書店員のイチ押し小説 第9回 ときわ書房本店・宇田川拓也さん
書店員さんが「イチ押し」だと思う本は、どんな本なのだろう?
毎日たくさんの作品に触れている「本」のプロたちに、カドブン編集部がイチ押し小説を聞いてみました!
連載第9回は、千葉県でミステリ小説を幅広く取り扱う、ときわ書房本店の宇田川拓也さん!
書店員として24年、面白いミステリ小説を見極める眼を持つ宇田川さんが選ぶのはどのような作品なのでしょうか。イチ押しの本について、メールにてインタビューを行いました。
今回のゲスト
ときわ書房本店・宇田川拓也さん
宇田川さんが書店員を選んだ理由は、「本か映画に関わる仕事がしたい」という想いから。ときわ書房採用後は特にミステリ小説のジャンルに注力し、店内には作家のサイン色紙やサイン本もずらり。
ミステリ好きにはたまらないラインナップのお店です。
――働いているお店の魅力を教えてください!
1965年の開店以来、船橋駅前にて地域のみなさまにご愛顧いただいております。1~2階をあわせても80坪に満たない規模ですが、いささかミステリに偏った文芸書・文庫コーナー、コミックの品揃えに定評あり。
――現在の宇田川さんの担当ジャンルはありますか? また、お好きな小説のジャンルを教えてください。

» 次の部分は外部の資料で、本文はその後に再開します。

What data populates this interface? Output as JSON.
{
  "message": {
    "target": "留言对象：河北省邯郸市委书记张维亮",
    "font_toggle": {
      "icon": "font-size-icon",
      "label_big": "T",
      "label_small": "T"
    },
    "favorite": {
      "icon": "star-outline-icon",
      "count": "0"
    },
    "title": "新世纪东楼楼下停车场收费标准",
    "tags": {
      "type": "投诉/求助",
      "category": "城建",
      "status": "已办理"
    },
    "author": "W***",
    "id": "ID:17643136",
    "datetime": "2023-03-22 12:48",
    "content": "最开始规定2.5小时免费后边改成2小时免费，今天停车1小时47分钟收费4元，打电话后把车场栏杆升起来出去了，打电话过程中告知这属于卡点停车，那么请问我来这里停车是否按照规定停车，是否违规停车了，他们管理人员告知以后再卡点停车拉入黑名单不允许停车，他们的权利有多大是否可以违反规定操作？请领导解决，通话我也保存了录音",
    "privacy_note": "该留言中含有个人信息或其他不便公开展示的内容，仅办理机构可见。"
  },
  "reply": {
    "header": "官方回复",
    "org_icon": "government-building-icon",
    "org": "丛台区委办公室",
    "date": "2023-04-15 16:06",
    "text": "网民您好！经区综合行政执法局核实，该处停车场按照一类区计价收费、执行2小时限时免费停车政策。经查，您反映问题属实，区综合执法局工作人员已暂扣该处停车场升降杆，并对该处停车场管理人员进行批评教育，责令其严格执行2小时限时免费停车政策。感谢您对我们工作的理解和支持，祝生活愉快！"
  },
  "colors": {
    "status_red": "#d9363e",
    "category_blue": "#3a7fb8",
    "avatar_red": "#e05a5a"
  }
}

担当ジャンルは文芸書・文庫・ノベルス・サブカル、好きな小説のジャンルはミステリとホラーです。
――宇田川さんのイチ押し小説を教えてください!
『獄門島』横溝正史(角川文庫)
ミステリ原体験が、小学生の時にTV放映された市川崑監督の映画『悪魔の手毬唄』。そこから名探偵金田一耕助シリーズを中心に横溝作品を読み漁るなかで出会った1冊であり、いまも変わらぬマイフェイバリットミステリ。孤島という舞台、三人の娘たちが俳句に見立てて殺される魅力的な謎、巧みな伏線と仕掛けの妙、この時代と舞台だからこその犯人像と犯行動機、さらに戦争がもたらす悲劇とは戦場だけに留まらないことを突き付ける反戦小説にもなっており、さらにさらに名探偵の悲恋の物語でもあり、そしてこれだけ盛りだくさんの要素が見事なバランスで成り立っている、まさに奇蹟というしかない、日本のミステリ小説史上屈指の傑作。もしかしたら私がいまもこうしてミステリを読み続けているのは、『獄門島』を打ち破るほどの作品が現れないことを確認するためなのかもしれない――そう思ってしまうほどイチ押しのなかのイチ押し作品。
――この作品はどんな人にオススメでしょうか。
ミステリというジャンルに少しでも興味を持たれた方すべて
――そんな『獄門島』の隣に置いてオススメしたい作品はありますか?
『蘇える金狼』(野望篇・完結篇)大藪春彦(角川文庫)
ミステリ偏愛書店員を自認している私にとって、横溝正史と大藪春彦は少年の頃から神と崇めるくらい強く惹かれ、影響を多分に受けた作家。なぜそれほど惹かれたのかといえば、それは間違いなく昭和の時代に角川書店・角川映画が打ち出した「読んでから見るか、見てから読むか」のメディアミックス戦略の影響を、TVを通じて大量に浴びたことによる刷り込み効果だと思っている(私は1975年生まれ)。昼は平凡なサラリーマンが虎視眈々と企業乗っ取りを企み、私腹を肥やす重役たちを力で捻じ伏せ、野望の階段を駆け上がる悪の美しさよ。この犯罪小説の金字塔を『獄門島』と並べて売ることは、「これが私にとっての聖典である!」という自己主張であるとともに、ひとりの人間の読書観をこのように決定付けた作者への返礼にほかならない。
――イチ押しのなかのイチ押し作品、そして犯罪小説の金字塔と、宇田川さんの「好きなミステリ」の根幹に根差している作品を熱いレビューと共にご紹介いただきありがとうございます! カドブン読者のみなさんも、ぜひ手に取ってみてくださいね!